As each pairwise comparison is associated with certainty and that certainty can range from high to low, it is important that ranking—or at the very least, the interpretation of ranks—considers the degree of uncertainty. One source of uncertainty is imprecision. Statistical models can take into account uncertainty introduced by imprecision by considering not only ranking, but also the probability of a treatment being ranked 1st, 2nd, 3rd, and so forth. One way to present the information is visually through a “rankogram,” where the horizontal axis represents ascending rank numbers and the vertical axis represents absolute probability [24]. In the instance of a hypothetical NMA of different management options for displaced femoral neck fractures and 1-year functional outcomes (Fig. 2), the appropriate interpretation of the rankogram is not “THA is best” but rather that it remains plausible either THA or bipolar hemiarthroplasty is best; the probability differs little between the two treatments.

Fig. 2
figure 2

A rankogram plots the probability of each rank for each treatment. In this hypothetical figure, THA (green solid line) has a higher likelihood of being the best treatment compared with either monopolar (red dashed line) or bipolar (blue dotted line) hemiarthroplasty. Through visual depiction, ranks are shown as probabilities rather than absolute values.

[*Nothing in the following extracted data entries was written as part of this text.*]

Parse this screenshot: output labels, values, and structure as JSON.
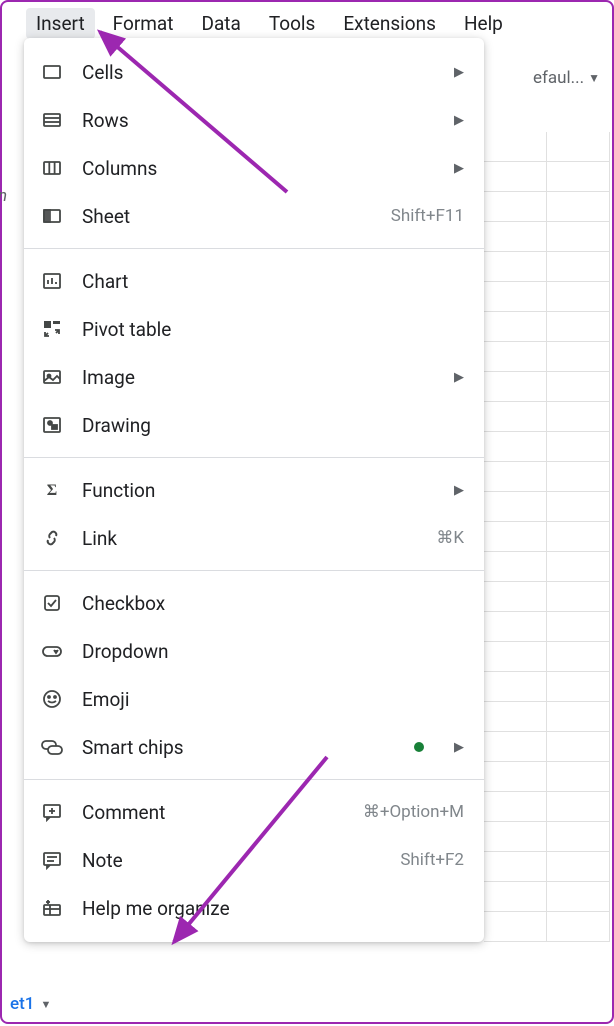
{
  "menubar": {
    "items": [
      "Insert",
      "Format",
      "Data",
      "Tools",
      "Extensions",
      "Help"
    ],
    "active_index": 0
  },
  "toolbar": {
    "font_truncated": "efaul..."
  },
  "left_label": "n",
  "sheet_tab": "et1",
  "dropdown": {
    "groups": [
      [
        {
          "icon": "cells-icon",
          "label": "Cells",
          "has_submenu": true
        },
        {
          "icon": "rows-icon",
          "label": "Rows",
          "has_submenu": true
        },
        {
          "icon": "columns-icon",
          "label": "Columns",
          "has_submenu": true
        },
        {
          "icon": "sheet-icon",
          "label": "Sheet",
          "shortcut": "Shift+F11"
        }
      ],
      [
        {
          "icon": "chart-icon",
          "label": "Chart"
        },
        {
          "icon": "pivot-icon",
          "label": "Pivot table"
        },
        {
          "icon": "image-icon",
          "label": "Image",
          "has_submenu": true
        },
        {
          "icon": "drawing-icon",
          "label": "Drawing"
        }
      ],
      [
        {
          "icon": "function-icon",
          "label": "Function",
          "has_submenu": true
        },
        {
          "icon": "link-icon",
          "label": "Link",
          "shortcut": "⌘K"
        }
      ],
      [
        {
          "icon": "checkbox-icon",
          "label": "Checkbox"
        },
        {
          "icon": "dropdown-icon",
          "label": "Dropdown"
        },
        {
          "icon": "emoji-icon",
          "label": "Emoji"
        },
        {
          "icon": "smartchips-icon",
          "label": "Smart chips",
          "has_submenu": true,
          "badge": true
        }
      ],
      [
        {
          "icon": "comment-icon",
          "label": "Comment",
          "shortcut": "⌘+Option+M"
        },
        {
          "icon": "note-icon",
          "label": "Note",
          "shortcut": "Shift+F2"
        },
        {
          "icon": "organize-icon",
          "label": "Help me organize"
        }
      ]
    ]
  },
  "colors": {
    "annotation": "#9c27b0",
    "badge": "#188038",
    "link": "#1a73e8"
  }
}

Moreover, the rankogram says nothing about risk of bias, inconsistency, indirectness, or the likelihood of publication bias in the trials that contribute to the estimates and thus to the ranking. For example, if outcomes of THA are based on RCTs at high risk of bias while those of bipolar hemiarthroplasty are based on RCTs at low risk of bias, more confidence should be placed in bipolar hemiarthroplasty as the superior procedure even if its statistical rank is lower. Clinicians may need guidance in coming to such appropriate interpretations (and thus, the danger of the ranking exercise).

A second way to present ranking is by reporting the surface under the cumulative ranking curve (SUCRA) [4]. The SUCRA provides a single summary number, where 1 (or 100%) means the treatment is certainly the best and 0 (or 0%) means the treatment is certainly the worst. In the hypothetical example given above, THA may result in a score of 80%, bipolar hemiarthroplasty may result in a score of 60%, and monopolar hemiarthroplasty may result in a score of 20%. A rank-order list then can be created based on the descending probability scores.

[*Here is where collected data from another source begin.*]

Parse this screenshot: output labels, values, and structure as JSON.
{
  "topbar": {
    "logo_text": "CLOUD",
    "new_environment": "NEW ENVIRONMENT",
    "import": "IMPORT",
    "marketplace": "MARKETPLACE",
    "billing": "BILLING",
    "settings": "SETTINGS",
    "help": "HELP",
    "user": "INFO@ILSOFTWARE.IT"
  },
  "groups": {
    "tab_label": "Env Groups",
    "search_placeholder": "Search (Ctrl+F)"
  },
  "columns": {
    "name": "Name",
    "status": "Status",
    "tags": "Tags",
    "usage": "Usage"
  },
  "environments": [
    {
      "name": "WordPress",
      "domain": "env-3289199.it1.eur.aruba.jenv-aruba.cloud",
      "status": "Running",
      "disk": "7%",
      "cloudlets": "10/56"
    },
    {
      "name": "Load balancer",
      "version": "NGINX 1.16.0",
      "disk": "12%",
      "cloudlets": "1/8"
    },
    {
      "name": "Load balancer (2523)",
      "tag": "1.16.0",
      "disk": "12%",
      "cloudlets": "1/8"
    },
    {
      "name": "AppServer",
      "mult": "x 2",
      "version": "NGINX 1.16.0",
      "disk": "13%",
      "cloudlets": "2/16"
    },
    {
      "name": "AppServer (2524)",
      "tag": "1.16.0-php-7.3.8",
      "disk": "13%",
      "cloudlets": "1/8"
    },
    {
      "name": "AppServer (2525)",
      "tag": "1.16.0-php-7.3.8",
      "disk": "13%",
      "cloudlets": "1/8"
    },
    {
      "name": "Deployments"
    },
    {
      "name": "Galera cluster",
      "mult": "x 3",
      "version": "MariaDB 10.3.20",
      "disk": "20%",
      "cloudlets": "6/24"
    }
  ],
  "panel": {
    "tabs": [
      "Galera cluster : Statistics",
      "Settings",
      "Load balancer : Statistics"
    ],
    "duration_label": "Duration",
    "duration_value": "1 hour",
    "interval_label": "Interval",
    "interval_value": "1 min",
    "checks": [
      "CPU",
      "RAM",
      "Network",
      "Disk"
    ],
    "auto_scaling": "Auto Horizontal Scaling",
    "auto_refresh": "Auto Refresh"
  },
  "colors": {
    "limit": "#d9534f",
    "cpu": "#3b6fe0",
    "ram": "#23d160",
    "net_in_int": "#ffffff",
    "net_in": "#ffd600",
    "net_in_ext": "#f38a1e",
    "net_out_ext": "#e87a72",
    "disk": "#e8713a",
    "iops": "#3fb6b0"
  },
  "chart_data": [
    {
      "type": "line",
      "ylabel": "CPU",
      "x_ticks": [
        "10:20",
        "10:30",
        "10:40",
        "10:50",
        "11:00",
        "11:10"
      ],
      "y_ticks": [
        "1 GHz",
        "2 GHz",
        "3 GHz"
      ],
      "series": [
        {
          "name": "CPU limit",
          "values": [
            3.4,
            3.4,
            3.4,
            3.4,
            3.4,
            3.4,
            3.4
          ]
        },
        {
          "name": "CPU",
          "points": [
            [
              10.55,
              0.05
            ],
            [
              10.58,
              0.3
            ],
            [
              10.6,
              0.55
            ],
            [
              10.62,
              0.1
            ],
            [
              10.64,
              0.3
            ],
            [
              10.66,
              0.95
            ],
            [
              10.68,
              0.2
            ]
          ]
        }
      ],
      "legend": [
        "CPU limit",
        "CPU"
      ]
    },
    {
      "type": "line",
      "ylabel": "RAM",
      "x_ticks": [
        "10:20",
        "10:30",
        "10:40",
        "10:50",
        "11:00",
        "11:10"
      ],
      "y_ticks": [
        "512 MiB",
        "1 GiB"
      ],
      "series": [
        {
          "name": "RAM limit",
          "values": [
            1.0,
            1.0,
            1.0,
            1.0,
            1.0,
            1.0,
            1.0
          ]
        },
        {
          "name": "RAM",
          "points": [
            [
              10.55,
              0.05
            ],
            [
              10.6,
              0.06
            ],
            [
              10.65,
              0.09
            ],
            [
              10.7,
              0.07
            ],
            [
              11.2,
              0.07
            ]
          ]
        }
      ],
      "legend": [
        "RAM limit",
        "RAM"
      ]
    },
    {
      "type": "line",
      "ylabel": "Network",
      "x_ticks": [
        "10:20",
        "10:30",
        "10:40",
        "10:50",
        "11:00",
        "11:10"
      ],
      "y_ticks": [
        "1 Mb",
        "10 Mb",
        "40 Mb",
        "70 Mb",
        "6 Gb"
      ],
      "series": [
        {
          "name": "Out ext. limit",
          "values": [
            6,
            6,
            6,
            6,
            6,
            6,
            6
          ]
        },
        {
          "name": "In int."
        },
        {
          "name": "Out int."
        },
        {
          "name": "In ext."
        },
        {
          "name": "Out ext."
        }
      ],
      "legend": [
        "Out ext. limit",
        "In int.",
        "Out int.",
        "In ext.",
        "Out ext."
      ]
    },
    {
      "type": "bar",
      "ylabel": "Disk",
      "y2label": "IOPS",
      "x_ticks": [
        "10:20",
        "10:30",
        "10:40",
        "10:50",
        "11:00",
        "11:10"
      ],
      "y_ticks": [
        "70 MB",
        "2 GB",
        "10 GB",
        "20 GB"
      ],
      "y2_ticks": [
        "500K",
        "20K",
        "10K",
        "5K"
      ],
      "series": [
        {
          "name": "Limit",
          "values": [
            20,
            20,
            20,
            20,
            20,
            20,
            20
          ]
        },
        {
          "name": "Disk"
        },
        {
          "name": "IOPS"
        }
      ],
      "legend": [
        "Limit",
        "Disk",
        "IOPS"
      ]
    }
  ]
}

In the open tibial shaft fracture NMA [7], Foote et al. found that direct evidence demonstrated a 60% odds reduction in reoperation with Ilizarov as compared to external fixation. The reported odds reduction from direct evidence was almost as great as that seen between unreamed nailing and external fixation. If Ilizarov fixation was included in the rankings, it would have ranked as the second best treatment. However, the body of evidence for Ilizarov fixation included only one small trial at high risk of bias. Including it in the rankings therefore would be misleading. Foote et al. dealt with this problem by removing treatments from the rankings which had rankings of very low certainty of evidence—this serves as an example of how rankings can be misleading and how authors can avoid misleading rankings.

Box 1 Resolution of Clinical Scenario

Conclusion

A NMA is a novel method that enables simultaneous comparison of multiple treatments, taking into account all existing evidence (direct and indirect). As such, NMAs can be of considerable use to clinicians and their patients, policymakers, and researchers.

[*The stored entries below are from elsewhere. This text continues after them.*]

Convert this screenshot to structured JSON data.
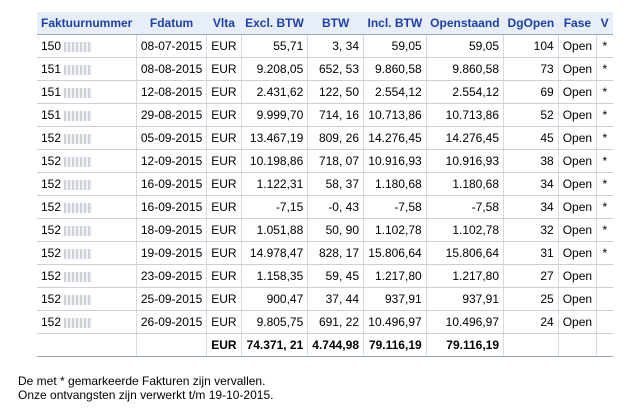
{
  "table": {
    "headers": [
      "Faktuurnummer",
      "Fdatum",
      "Vlta",
      "Excl. BTW",
      "BTW",
      "Incl. BTW",
      "Openstaand",
      "DgOpen",
      "Fase",
      "V"
    ],
    "rows": [
      {
        "nr": "150",
        "fdatum": "08-07-2015",
        "vlta": "EUR",
        "excl": "55,71",
        "btw": "3, 34",
        "incl": "59,05",
        "open": "59,05",
        "dg": "104",
        "fase": "Open",
        "v": "*"
      },
      {
        "nr": "151",
        "fdatum": "08-08-2015",
        "vlta": "EUR",
        "excl": "9.208,05",
        "btw": "652, 53",
        "incl": "9.860,58",
        "open": "9.860,58",
        "dg": "73",
        "fase": "Open",
        "v": "*"
      },
      {
        "nr": "151",
        "fdatum": "12-08-2015",
        "vlta": "EUR",
        "excl": "2.431,62",
        "btw": "122, 50",
        "incl": "2.554,12",
        "open": "2.554,12",
        "dg": "69",
        "fase": "Open",
        "v": "*"
      },
      {
        "nr": "151",
        "fdatum": "29-08-2015",
        "vlta": "EUR",
        "excl": "9.999,70",
        "btw": "714, 16",
        "incl": "10.713,86",
        "open": "10.713,86",
        "dg": "52",
        "fase": "Open",
        "v": "*"
      },
      {
        "nr": "152",
        "fdatum": "05-09-2015",
        "vlta": "EUR",
        "excl": "13.467,19",
        "btw": "809, 26",
        "incl": "14.276,45",
        "open": "14.276,45",
        "dg": "45",
        "fase": "Open",
        "v": "*"
      },
      {
        "nr": "152",
        "fdatum": "12-09-2015",
        "vlta": "EUR",
        "excl": "10.198,86",
        "btw": "718, 07",
        "incl": "10.916,93",
        "open": "10.916,93",
        "dg": "38",
        "fase": "Open",
        "v": "*"
      },
      {
        "nr": "152",
        "fdatum": "16-09-2015",
        "vlta": "EUR",
        "excl": "1.122,31",
        "btw": "58, 37",
        "incl": "1.180,68",
        "open": "1.180,68",
        "dg": "34",
        "fase": "Open",
        "v": "*"
      },
      {
        "nr": "152",
        "fdatum": "16-09-2015",
        "vlta": "EUR",
        "excl": "-7,15",
        "btw": "-0, 43",
        "incl": "-7,58",
        "open": "-7,58",
        "dg": "34",
        "fase": "Open",
        "v": "*"
      },
      {
        "nr": "152",
        "fdatum": "18-09-2015",
        "vlta": "EUR",
        "excl": "1.051,88",
        "btw": "50, 90",
        "incl": "1.102,78",
        "open": "1.102,78",
        "dg": "32",
        "fase": "Open",
        "v": "*"
      },
      {
        "nr": "152",
        "fdatum": "19-09-2015",
        "vlta": "EUR",
        "excl": "14.978,47",
        "btw": "828, 17",
        "incl": "15.806,64",
        "open": "15.806,64",
        "dg": "31",
        "fase": "Open",
        "v": "*"
      },
      {
        "nr": "152",
        "fdatum": "23-09-2015",
        "vlta": "EUR",
        "excl": "1.158,35",
        "btw": "59, 45",
        "incl": "1.217,80",
        "open": "1.217,80",
        "dg": "27",
        "fase": "Open",
        "v": ""
      },
      {
        "nr": "152",
        "fdatum": "25-09-2015",
        "vlta": "EUR",
        "excl": "900,47",
        "btw": "37, 44",
        "incl": "937,91",
        "open": "937,91",
        "dg": "25",
        "fase": "Open",
        "v": ""
      },
      {
        "nr": "152",
        "fdatum": "26-09-2015",
        "vlta": "EUR",
        "excl": "9.805,75",
        "btw": "691, 22",
        "incl": "10.496,97",
        "open": "10.496,97",
        "dg": "24",
        "fase": "Open",
        "v": ""
      }
    ],
    "totals": {
      "vlta": "EUR",
      "excl": "74.371, 21",
      "btw": "4.744,98",
      "incl": "79.116,19",
      "open": "79.116,19"
    }
  },
  "notes": {
    "line1": "De met * gemarkeerde Fakturen zijn vervallen.",
    "line2": "Onze ontvangsten zijn verwerkt t/m 19-10-2015."
  },
  "colors": {
    "header_text": "#1c3faa",
    "header_bg": "#e8eef8"
  }
}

As in any other type of study, however, NMAs may be well or poorly done. Even if well done, the evidence may warrant only weak inferences (inferences of low or very low certainty). In assessing this certainty, readers must assess the various risks of bias, ensure the transitivity assumption has not been violated, evaluate consistency between studies and between comparisons, ensure credible intervals or CIs are sufficiently narrow, and interpret rankings with caution (Box 1). This, together with an evaluation of NMA credibility (as presented in Part I of this Users’ Guide) will ensure that results of a NMA are interpreted and applied correctly.